Nearly €11 billion in transactions that flowed through the Malta-based Satabank were flagged as suspicious in 2020, auditors EY have said. 

However, more than 800 customers at the now-shuttered bank who were originally flagged by the auditors for further investigation, were eventually given access to their funds after the authorities decided not to press charges. 

An operations report tabled in Parliament on behalf of Finance Minister Clyde Caruana on Wednesday sheds light on the extent of suspected financial foul play discovered at the St Julian’s bank.  

Satabank was effectively shuttered by authorities in 2018 after a joint FIAU and MFSA inspection flagged serious deficiencies in the bank’s anti-money laundering controls.  

This had led regulators to come down hard on the bank.

All 12,000 of Satabank’s accounts were effectively frozen by the Malta Financial Services Authority in 2019, with EY (formerly Ernst and Young) appointed to administer the bank’s assets in “the best interests of depositors”.

Police and financial regulators then moved in to comb through suspicious transactions with potential links to fuel smuggling, drug trafficking and trade with sanctioned countries. 

They investigated billions of euros in suspicious transactions through Satabank. The bank was slapped with a €3.7 million fine by the FIAU which was eventually slashed to €851,000

The bank eventually had its banking licence revoked

At the time, depositors had complained of being left in the dark for months, as they had no access to their funds.   

3,971 clean clients but nearly 800 suspicious transactions

By the end of October 2020, EY says it had released some €269 million to 3,971 ‘clean’ customers. 

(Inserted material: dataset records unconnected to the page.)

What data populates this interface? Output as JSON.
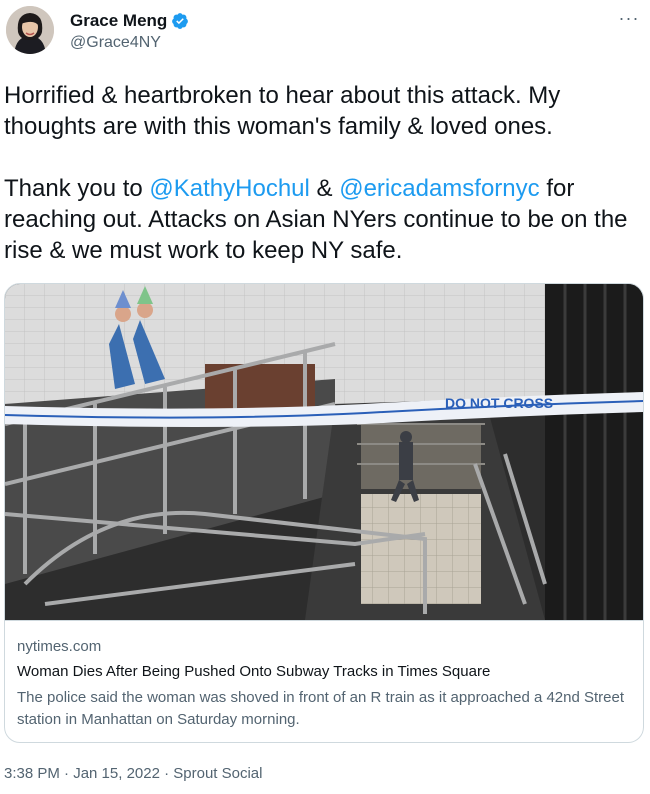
{
  "author": {
    "display_name": "Grace Meng",
    "handle": "@Grace4NY",
    "verified": true
  },
  "menu": {
    "more_label": "···"
  },
  "tweet": {
    "line1": "Horrified & heartbroken to hear about this attack. My thoughts are with this woman's family & loved ones.",
    "line2_prefix": "Thank you to ",
    "mention1": "@KathyHochul",
    "line2_mid": " & ",
    "mention2": "@ericadamsfornyc",
    "line2_suffix": " for reaching out. Attacks on Asian NYers continue to be on the rise & we must work to keep NY safe."
  },
  "card": {
    "domain": "nytimes.com",
    "title": "Woman Dies After Being Pushed Onto Subway Tracks in Times Square",
    "description": "The police said the woman was shoved in front of an R train as it approached a 42nd Street station in Manhattan on Saturday morning.",
    "tape_text": "DO NOT CROSS"
  },
  "meta": {
    "timestamp": "3:38 PM · Jan 15, 2022 · Sprout Social"
  },
  "colors": {
    "mention": "#1d9bf0",
    "verified_badge": "#1d9bf0",
    "secondary_text": "#536471",
    "border": "#cfd9de"
  }
}
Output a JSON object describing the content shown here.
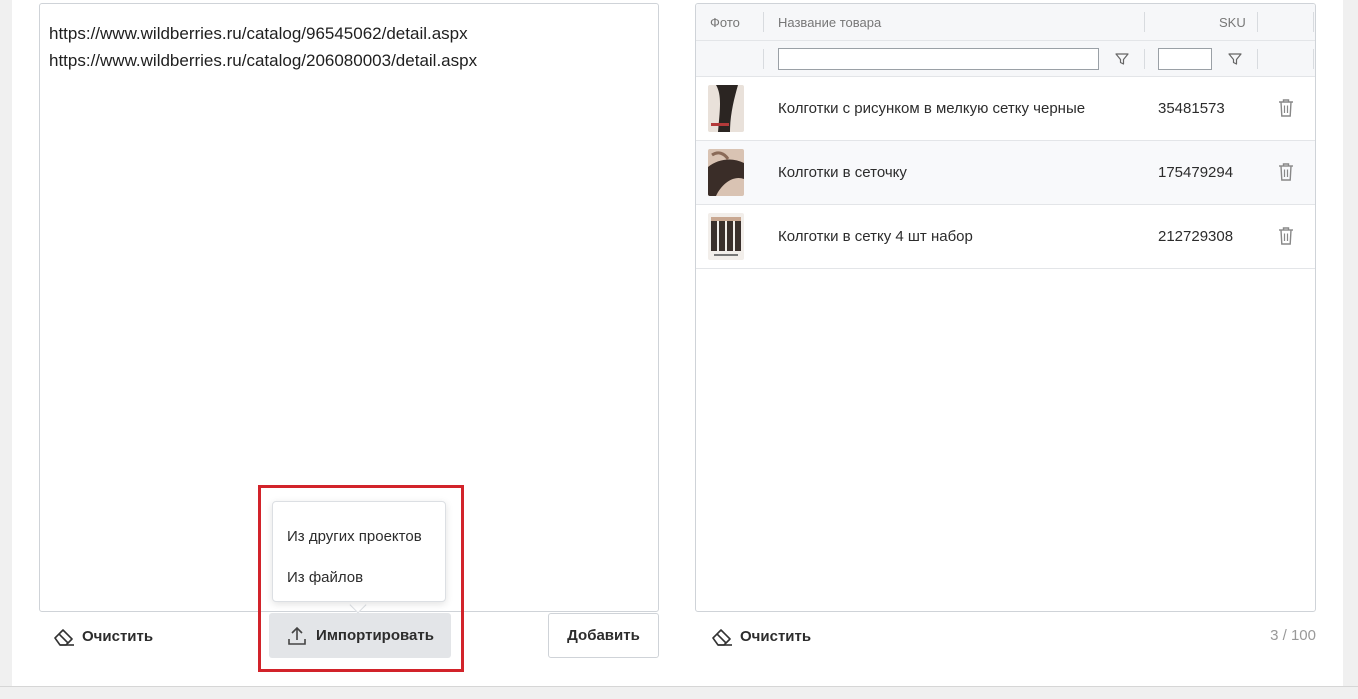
{
  "left_panel": {
    "urls": [
      "https://www.wildberries.ru/catalog/96545062/detail.aspx",
      "https://www.wildberries.ru/catalog/206080003/detail.aspx"
    ],
    "clear_label": "Очистить",
    "import_label": "Импортировать",
    "add_label": "Добавить",
    "import_menu": {
      "items": [
        "Из других проектов",
        "Из файлов"
      ]
    }
  },
  "right_panel": {
    "columns": {
      "photo": "Фото",
      "name": "Название товара",
      "sku": "SKU"
    },
    "filters": {
      "name_value": "",
      "sku_value": ""
    },
    "rows": [
      {
        "name": "Колготки с рисунком в мелкую сетку черные",
        "sku": "35481573"
      },
      {
        "name": "Колготки в сеточку",
        "sku": "175479294"
      },
      {
        "name": "Колготки в сетку 4 шт набор",
        "sku": "212729308"
      }
    ],
    "clear_label": "Очистить",
    "counter": "3 / 100"
  },
  "colors": {
    "highlight": "#d2232a",
    "import_button_bg": "#e3e5e8",
    "border": "#cfd3d8"
  },
  "icons": {
    "clear": "eraser-icon",
    "import": "upload-icon",
    "filter": "funnel-icon",
    "delete": "trash-icon"
  }
}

EY said it had filed 778 so-called Suspicious Transaction Reports (STRs) against 1,385 of the bank’s customers which were suspected of potential money laundering or other financial crimes. 

The balance associated with the customers for which STRs were filed amounted to more than €220 million. 

Photo: Chris Sant Fournier.Photo: Chris Sant Fournier.

EY said the transactions under suspicion, which include debits and credits, amounted to some €10.9 billion. 

Ultimately €159.6 million was released to 847 customers for which STRs had originally been filed.

Last year Times of Malta reported how some 25 Satabank clients initially suspected of criminal activity had walked away from the bank with €12.1 million after the police decided not to prosecute them.

Meanwhile, the report says that EY had restricted access to 63 of the bank's customers on the back of investigation and attachment orders issued by the Maltese Courts.

The contentious cash associated with these customers amounts to just shy of €45 million and the transactions are valued at €1.08 billion.